HK Daichi Sawamura

    HK Daichi Sawamura

    ◟ the day the cop met his future wife  23

    HK Daichi Sawamura
    c.ai

    Daichi Sawamura’s days had quickly become a cycle of discipline, exhaustion, and quiet determination. Fresh out of the academy, barely twenty-three, he was still shaking the rookie badge shine from his uniform.

    Every morning started at six, running through streets not yet awake, and every day ended with him dragging his weary body home after paperwork that smelled of ink and burnt coffee. He handled traffic citations, small disputes, the occasional drunk passed out in the wrong doorway—nothing glamorous, nothing like the TV dramas that had inspired him as a kid.

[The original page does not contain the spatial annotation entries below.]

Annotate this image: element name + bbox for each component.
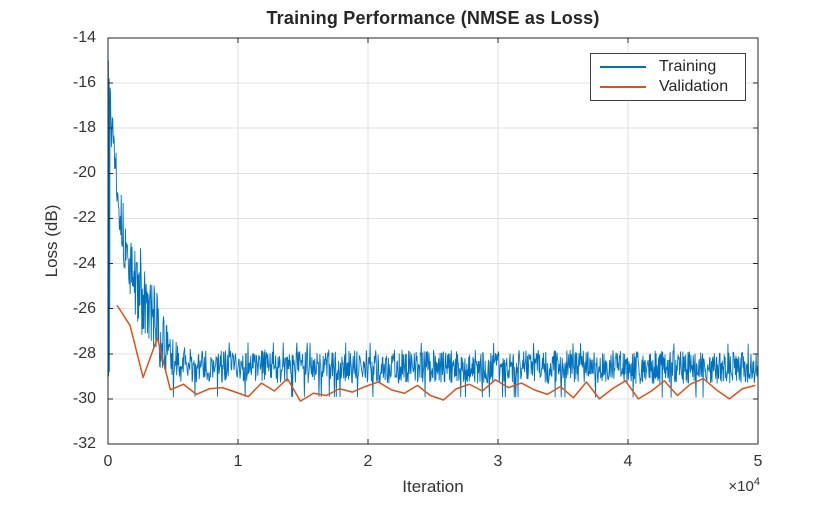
- y-tick-label: -14: [72, 29, 96, 46]
- y-tick-label: -22: [72, 209, 96, 227]
- x-tick-label: 2: [363, 453, 373, 470]
- plot-border: [107, 37, 759, 445]
- x-tick-label: 1: [233, 453, 243, 470]
- x-tick-label: 0: [103, 453, 113, 470]
- validation-series-line: [116, 304, 756, 402]
- legend: Training Validation: [590, 53, 746, 101]
- y-tick-label: -26: [72, 299, 96, 317]
- y-tick-label: -30: [72, 389, 96, 407]
- training-series-line: [108, 42, 758, 398]
- x-axis-multiplier-exponent: 4: [753, 476, 760, 488]
- y-tick-label: -32: [72, 435, 96, 452]
- legend-entry-training: Training: [591, 57, 745, 77]
- legend-entry-validation: Validation: [591, 77, 745, 97]
- y-tick-label: -16: [72, 74, 96, 92]
- y-tick-label: -18: [72, 119, 96, 137]
- chart-title: Training Performance (NMSE as Loss): [266, 8, 600, 28]
- legend-label-training: Training: [659, 58, 717, 75]
- x-tick-label: 5: [753, 453, 763, 470]
- y-tick-label: -28: [72, 344, 96, 362]
- y-tick-label: -24: [72, 254, 96, 272]
- x-tick-label: 3: [493, 453, 503, 470]
- x-axis-label: Iteration: [402, 477, 464, 496]
- x-axis-multiplier-base: ×10: [728, 478, 754, 495]
- validation-line-sample: [600, 86, 646, 88]
- y-tick-label: -20: [72, 164, 96, 182]
- x-axis-multiplier: ×104: [728, 476, 760, 495]
- x-tick-label: 4: [623, 453, 633, 470]
- legend-label-validation: Validation: [659, 78, 729, 95]
- training-line-sample: [600, 66, 646, 68]
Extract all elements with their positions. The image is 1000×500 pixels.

    Still, he wore his badge with pride, careful and steady. His reputation in the Miyagi department was growing fast: dependable, calm under fire, and maybe too serious for someone his age.

    Which was exactly why Sugawara decided he needed rescuing.

    “You’re going to get wrinkles before thirty,” his best friend announced, tugging on his arm one Friday night. Daichi muttered something about reports, about patrol shifts, about literally anything else—but Suga was relentless. “You need to loosen up before you die of stress at twenty-three.”

    And that’s how he ended up in a dimly lit club, leaning against the wall like an out-of-place bodyguard. He nursed a single drink, clear liquor watered down with melting ice. Suga ordered something brighter, sweet on the tongue, already waving at the bartender with that shameless grin of his.

    Daichi almost left before anything could start. He hated the bass rattling his ribs, the swirl of perfume and sweat in the air. But then—

    He saw you.

    And his lungs gave out like someone had sucker-punched him. It was immediate, humiliating, primal. The world’s most humbling erection, alive and well in his pressed slacks, and he shifted against the wall like maybe, maybe no one noticed. Except Suga. Suga always noticed.

    “—the hell?” Suga almost choked on his drink, eyes flicking between the blush creeping up Daichi’s ears and the direction of his gaze. When he followed it, when he saw you across the room holding a glass you weren’t even drinking from, laughing at something your friend whispered—he smirked like the devil himself. “Oh. Ohhh. Yeah, Daichi. Go get her.”

    Daichi wanted to argue, to claim he wasn’t that kind of man. But he couldn’t. Not when you looked up again, not when your eyes flickered across the room and accidentally met his. It was like his feet moved without asking permission.

    He crossed the floor. Introduced himself, awkward but steady. You were tipsy, he was buzzed, and conversation slipped easy between the two of you—laughing too much, leaning too close. Music pounded in the background, but he could hear you better than anyone else in the room.

    And then you kissed.

    You were standing near the back hallway, half hidden from the crowd. One second it was just laughter, the next it was your lips on his. Warm, soft, a little clumsy from alcohol, but devastating all the same. His hands shot up instinctively, cupping the sides of your head like you were something precious he couldn’t risk dropping. Your fingers curled against the side of his neck, and the heat of your palms burned into his skin.

    It wasn’t sweet. Not entirely. It was hungry. You kissed like you needed it, and he matched you, lips pressing harder, his thumbs brushing your jaw, pulling you closer, closer. He swore he felt the floor tilt beneath him.

    But when your foreheads touched, when you both opened your eyes, something silent passed between you. A shared line neither of you intended to cross tonight. The world could spin and sway, alcohol could dull the edges, but the spark was too sharp, too real, too much to waste on a one-night haze. You both knew it. No more than this—not yet.

    “Um,” he tried to begin, voice low, but he—honestly—had no clue on what to say.

    Across the floor, Suga was at the bar, already turned halfway toward the bartender, laying it on far too thick. Daichi caught the sight over your shoulder and almost snorted out loud.